After adding some more debug messages, it seems that the banner appears as part of exit() handling for parent and child processes alike, although it may be not in upsmon.c itself -- don't see any atexit() registrations. Checking open_syslog() etc...

jimklimov commented 6 months ago

And this seems to happen for other NUT daemon exits, e.g.:

:;  systemctl stop nut-driver@eco650
...
Apr 06 20:08:32 pve systemd[1]: Stopping Network UPS Tools - device driver for NUT device 'eco650'...
Apr 06 20:08:32 pve nut-driver@eco650[4020967]: Signal 15: exiting
Apr 06 20:08:32 pve usbhid-ups[4020967]: Signal 15: exiting
Apr 06 20:08:33 pve nut-driver@eco650[4133136]: fopen /var/state/ups/usbhid-ups-eco650.pid: No such file or directory
Apr 06 20:08:33 pve nut-driver@eco650[4133136]: Network UPS Tools - UPS driver controller 2.8.2-24-g962c15437
Apr 06 20:08:33 pve systemd[1]: nut-driver@eco650.service: Succeeded.
Apr 06 20:08:33 pve systemd[1]: Stopped Network UPS Tools - device driver for NUT device 'eco650'.
jimklimov commented 6 months ago

Just beautiful!

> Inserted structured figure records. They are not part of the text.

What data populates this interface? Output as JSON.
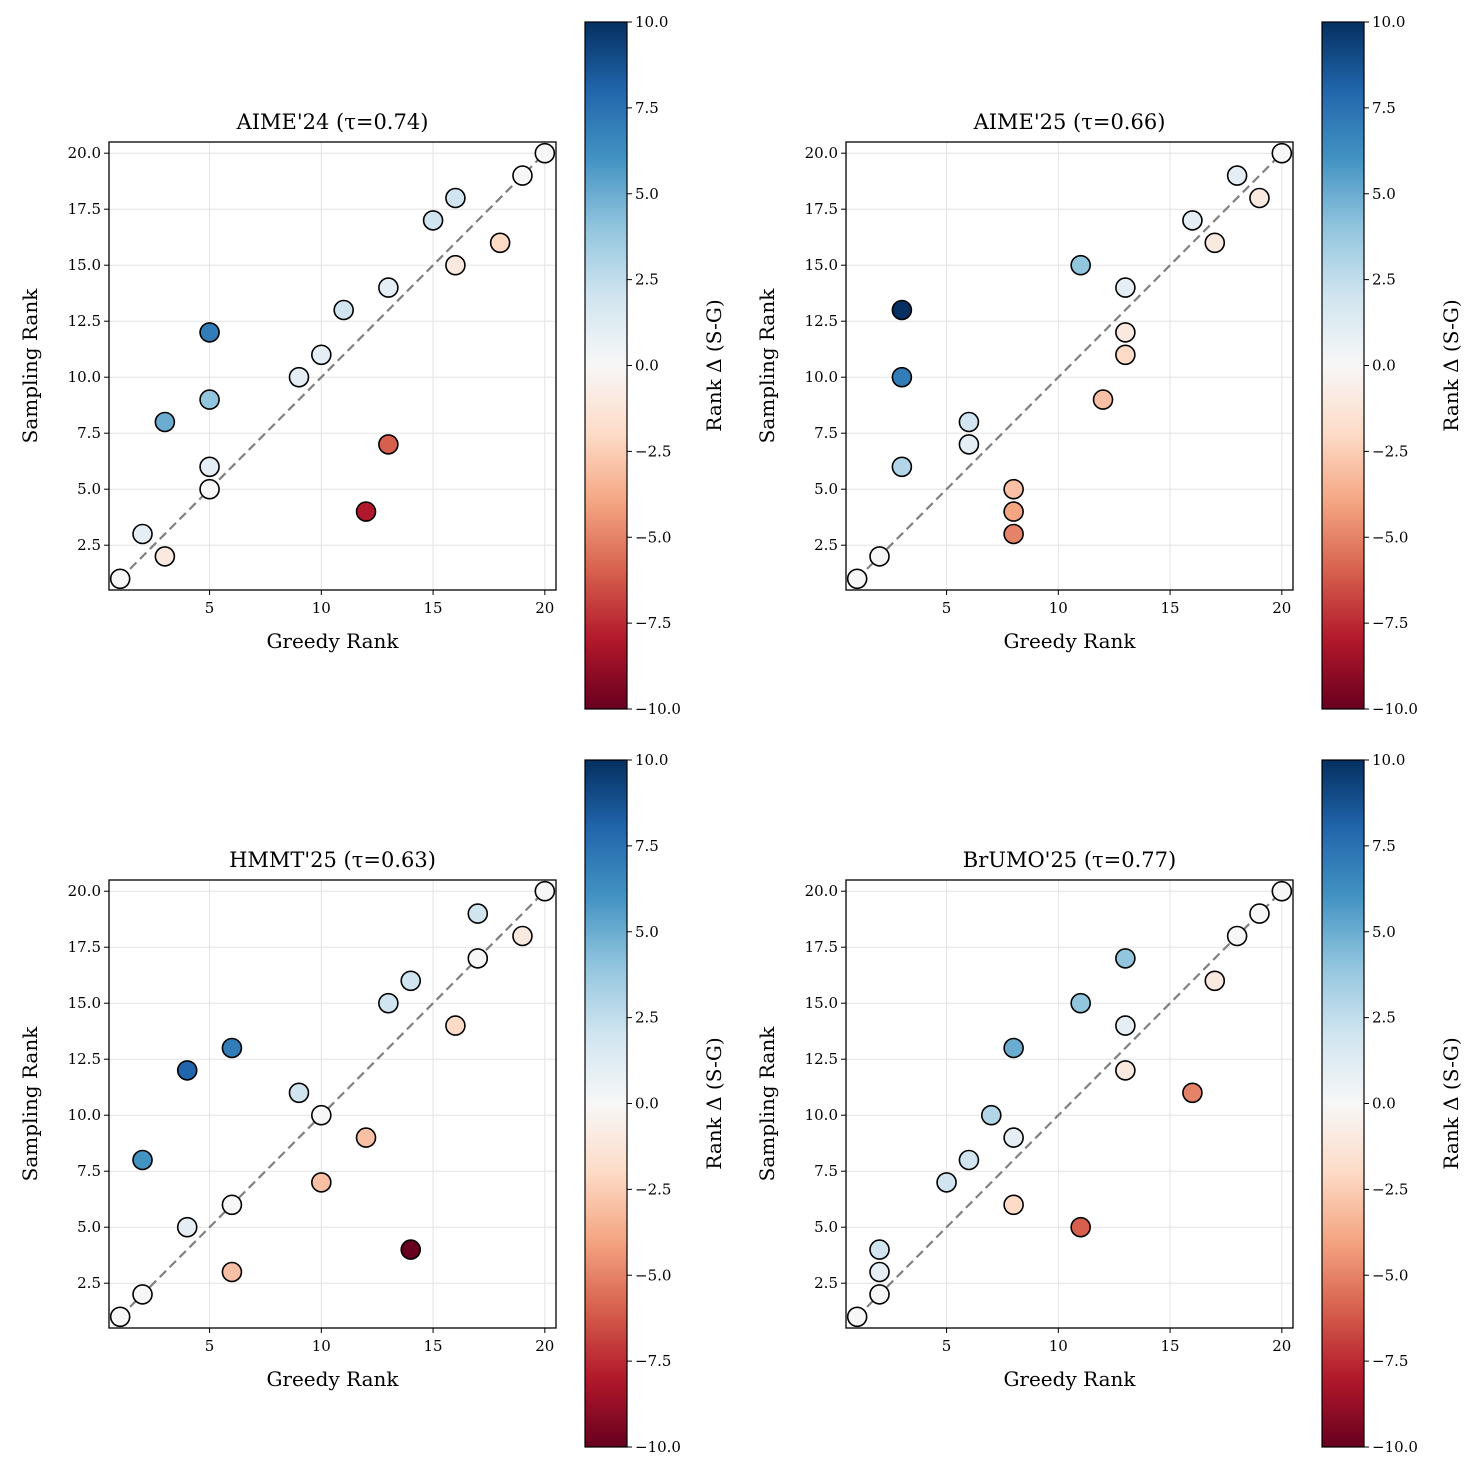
{
  "chart_data": [
    {
      "type": "scatter",
      "title": "AIME'24 (τ=0.74)",
      "xlabel": "Greedy Rank",
      "ylabel": "Sampling Rank",
      "colorbar_label": "Rank Δ (S-G)",
      "colormap": "RdBu",
      "clim": [
        -10,
        10
      ],
      "xlim": [
        0.5,
        20.5
      ],
      "ylim": [
        0.5,
        20.5
      ],
      "xticks": [
        5,
        10,
        15,
        20
      ],
      "yticks": [
        2.5,
        5.0,
        7.5,
        10.0,
        12.5,
        15.0,
        17.5,
        20.0
      ],
      "cticks": [
        -10.0,
        -7.5,
        -5.0,
        -2.5,
        0.0,
        2.5,
        5.0,
        7.5,
        10.0
      ],
      "grid": true,
      "diagonal_reference": "dashed y=x",
      "points": [
        [
          1,
          1
        ],
        [
          2,
          3
        ],
        [
          3,
          2
        ],
        [
          3,
          8
        ],
        [
          5,
          12
        ],
        [
          5,
          9
        ],
        [
          5,
          6
        ],
        [
          5,
          5
        ],
        [
          9,
          10
        ],
        [
          10,
          11
        ],
        [
          11,
          13
        ],
        [
          12,
          4
        ],
        [
          13,
          7
        ],
        [
          13,
          14
        ],
        [
          15,
          17
        ],
        [
          16,
          18
        ],
        [
          16,
          15
        ],
        [
          18,
          16
        ],
        [
          19,
          19
        ],
        [
          20,
          20
        ]
      ]
    },
    {
      "type": "scatter",
      "title": "AIME'25 (τ=0.66)",
      "xlabel": "Greedy Rank",
      "ylabel": "Sampling Rank",
      "colorbar_label": "Rank Δ (S-G)",
      "colormap": "RdBu",
      "clim": [
        -10,
        10
      ],
      "xlim": [
        0.5,
        20.5
      ],
      "ylim": [
        0.5,
        20.5
      ],
      "xticks": [
        5,
        10,
        15,
        20
      ],
      "yticks": [
        2.5,
        5.0,
        7.5,
        10.0,
        12.5,
        15.0,
        17.5,
        20.0
      ],
      "cticks": [
        -10.0,
        -7.5,
        -5.0,
        -2.5,
        0.0,
        2.5,
        5.0,
        7.5,
        10.0
      ],
      "grid": true,
      "diagonal_reference": "dashed y=x",
      "points": [
        [
          1,
          1
        ],
        [
          2,
          2
        ],
        [
          3,
          6
        ],
        [
          3,
          10
        ],
        [
          3,
          13
        ],
        [
          6,
          7
        ],
        [
          6,
          8
        ],
        [
          8,
          3
        ],
        [
          8,
          4
        ],
        [
          8,
          5
        ],
        [
          11,
          15
        ],
        [
          12,
          9
        ],
        [
          13,
          11
        ],
        [
          13,
          12
        ],
        [
          13,
          14
        ],
        [
          16,
          17
        ],
        [
          17,
          16
        ],
        [
          18,
          19
        ],
        [
          19,
          18
        ],
        [
          20,
          20
        ]
      ]
    },
    {
      "type": "scatter",
      "title": "HMMT'25 (τ=0.63)",
      "xlabel": "Greedy Rank",
      "ylabel": "Sampling Rank",
      "colorbar_label": "Rank Δ (S-G)",
      "colormap": "RdBu",
      "clim": [
        -10,
        10
      ],
      "xlim": [
        0.5,
        20.5
      ],
      "ylim": [
        0.5,
        20.5
      ],
      "xticks": [
        5,
        10,
        15,
        20
      ],
      "yticks": [
        2.5,
        5.0,
        7.5,
        10.0,
        12.5,
        15.0,
        17.5,
        20.0
      ],
      "cticks": [
        -10.0,
        -7.5,
        -5.0,
        -2.5,
        0.0,
        2.5,
        5.0,
        7.5,
        10.0
      ],
      "grid": true,
      "diagonal_reference": "dashed y=x",
      "points": [
        [
          1,
          1
        ],
        [
          2,
          2
        ],
        [
          2,
          8
        ],
        [
          4,
          5
        ],
        [
          4,
          12
        ],
        [
          6,
          3
        ],
        [
          6,
          6
        ],
        [
          6,
          13
        ],
        [
          9,
          11
        ],
        [
          10,
          10
        ],
        [
          10,
          7
        ],
        [
          12,
          9
        ],
        [
          13,
          15
        ],
        [
          14,
          16
        ],
        [
          14,
          4
        ],
        [
          16,
          14
        ],
        [
          17,
          17
        ],
        [
          17,
          19
        ],
        [
          19,
          18
        ],
        [
          20,
          20
        ]
      ]
    },
    {
      "type": "scatter",
      "title": "BrUMO'25 (τ=0.77)",
      "xlabel": "Greedy Rank",
      "ylabel": "Sampling Rank",
      "colorbar_label": "Rank Δ (S-G)",
      "colormap": "RdBu",
      "clim": [
        -10,
        10
      ],
      "xlim": [
        0.5,
        20.5
      ],
      "ylim": [
        0.5,
        20.5
      ],
      "xticks": [
        5,
        10,
        15,
        20
      ],
      "yticks": [
        2.5,
        5.0,
        7.5,
        10.0,
        12.5,
        15.0,
        17.5,
        20.0
      ],
      "cticks": [
        -10.0,
        -7.5,
        -5.0,
        -2.5,
        0.0,
        2.5,
        5.0,
        7.5,
        10.0
      ],
      "grid": true,
      "diagonal_reference": "dashed y=x",
      "points": [
        [
          1,
          1
        ],
        [
          2,
          2
        ],
        [
          2,
          3
        ],
        [
          2,
          4
        ],
        [
          5,
          7
        ],
        [
          6,
          8
        ],
        [
          7,
          10
        ],
        [
          8,
          9
        ],
        [
          8,
          13
        ],
        [
          8,
          6
        ],
        [
          11,
          15
        ],
        [
          11,
          5
        ],
        [
          13,
          17
        ],
        [
          13,
          14
        ],
        [
          13,
          12
        ],
        [
          16,
          11
        ],
        [
          17,
          16
        ],
        [
          18,
          18
        ],
        [
          19,
          19
        ],
        [
          20,
          20
        ]
      ]
    }
  ]
}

The message did come from main() initialization of the daemons. It was also stuck in the buffer (at least for non-interactive logging) and was cloned into forked child processes, so every exit() called a fflush() of open file descriptors while closing them - and that got the buffered message actually printed.

One give-away was that the banner was not actually seen in systemd journals when the service started.